A conversa

17 3 6
                                    

Dia seguinte.

Passei a noite em claro, sai para tomar um pouco de ar logo pela manhã, passei a noite em um hotel da cidade, por consideração a mim, não me cobraram nada, nem fizeram perguntas sobre o motivo de eu não passar a noite na igreja, pois já estava bem tarde quando me hospedei. Isadora retornou para casa quando o sol estava quase raiando.

Eu a acompanhei até a rua de esquina de sua casa. Quando olhei fundo em seus olhos mais belos que o alvorecer, senti que ali estava meu mundo inteiro.

— Vai ficar tudo bem — Encostou sua testa na minha. Relutei contra a vontade de chorar.

— Você é meu refúgio, sabia? — Entrelacei nossas mãos.

Ela sorriu a melancolia transpareceu em um sutil par de covinhas sobre sua pele alva, e me deu um beijo demoradamente, se despedindo após me deixar com o vazio do calor de seu toque.

Alguns metros a distância, acabei me deparando com uma cena e preferi me esconder para observar.

— Você tem sido motivo de vergonha para todos nós! — Vociferou Antônio em meio a praça, pouco movimentada. Miguel apenas o encarou silenciosamente.

— Esses cabelos, deveria cortá-los, parece uma mulher! É vergonhoso, humilhante! — Disparou contra a face do filho com tanta fúria que os cabelos mexeram.

— Você vai para o exército, estou farto de decepções! — Impôs, apontando-lhe o dedo de maneira escandalosa.

— Primeiro me fez ficar num manicômio, sabe que meus cabelos grandes são para esconder as malditas marcas da terapia de choque, pensei que seria pior desta vez pai, pegou leve na crueldade — Foi a única coisa que respondeu ao homem de cabelos grisalhos, semelhante à ele em alguns traços. Aquilo me embrulhou o estômago.

Miguel não tinha ido parsa Alemanha... não podia imaginar o horror que tinha sofrido, a terapia de choque era horrível e cruel só pelo que eu escutei, deveria ser terrivelmente pior para quem sentia na pele. Ninguém merecia aquilo, independente do que tinha feito para decepcionar Antônio, era desumano.
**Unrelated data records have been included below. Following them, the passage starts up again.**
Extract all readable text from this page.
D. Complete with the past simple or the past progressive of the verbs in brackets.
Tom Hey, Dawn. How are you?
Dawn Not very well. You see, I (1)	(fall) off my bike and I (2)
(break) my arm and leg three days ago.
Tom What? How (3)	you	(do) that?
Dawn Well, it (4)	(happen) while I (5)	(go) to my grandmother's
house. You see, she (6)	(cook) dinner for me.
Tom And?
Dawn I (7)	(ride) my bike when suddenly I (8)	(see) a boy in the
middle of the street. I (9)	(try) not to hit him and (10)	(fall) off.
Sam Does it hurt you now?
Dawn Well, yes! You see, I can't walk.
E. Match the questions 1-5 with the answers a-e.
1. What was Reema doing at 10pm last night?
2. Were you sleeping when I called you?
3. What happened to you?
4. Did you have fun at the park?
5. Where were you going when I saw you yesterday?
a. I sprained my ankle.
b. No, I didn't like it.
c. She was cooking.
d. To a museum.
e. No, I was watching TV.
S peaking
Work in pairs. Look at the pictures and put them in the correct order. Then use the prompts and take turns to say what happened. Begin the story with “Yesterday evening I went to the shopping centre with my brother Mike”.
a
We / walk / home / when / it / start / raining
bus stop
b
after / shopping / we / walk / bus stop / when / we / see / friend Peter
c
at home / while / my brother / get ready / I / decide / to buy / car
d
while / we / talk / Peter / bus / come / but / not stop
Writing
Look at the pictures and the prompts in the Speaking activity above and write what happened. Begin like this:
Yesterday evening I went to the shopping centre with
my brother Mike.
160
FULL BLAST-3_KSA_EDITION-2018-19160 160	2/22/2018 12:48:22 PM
Logo que Antônio foi embora, deixando o filho mais velho sozinho, uma jovem de cabelos cacheados na altura dos ombros e pele morena surgiu.

— Miguel? — O chamou, indo na direção do rapaz de costas.

— Miguel! — Chamou novamente.

— Não esta me escutando? — indagou, aborrecida, parando diante dele.

— Estou Ana, aliás, acho que toda Água Azul te escutou — Respondeu com preguiça, se virando.

— Filomena me contou o que houve entre vocês — disse com a voz embargada.

— O que? — Franziu o cenho, confuso.

— Diga que não é verdade, diga — Quase suplicou, desviando os olhos verdes do azul límpido de Tuca.

— Está se referindo a... sim, nós estivemos juntos — Confessou, soltando um grunhido desconfortável. Os olhos verdes se arregalaram, decepcionados.

— Ela é minha prima, você sabia? Como pôde? — sibilou, apertando os lábios com pesar.

— Ana, eu não quero nada com ela, se é isso que te aflige, mas... sou livre, entenda — Tentou amenizar a má reação da moça.

Ana se distanciou com sua tentativa de se aproximar.

— De tantas mulheres desta cidade, por que sou a única que não consegue desejar? — indagou, erguendo os olhos marejados a Tuca.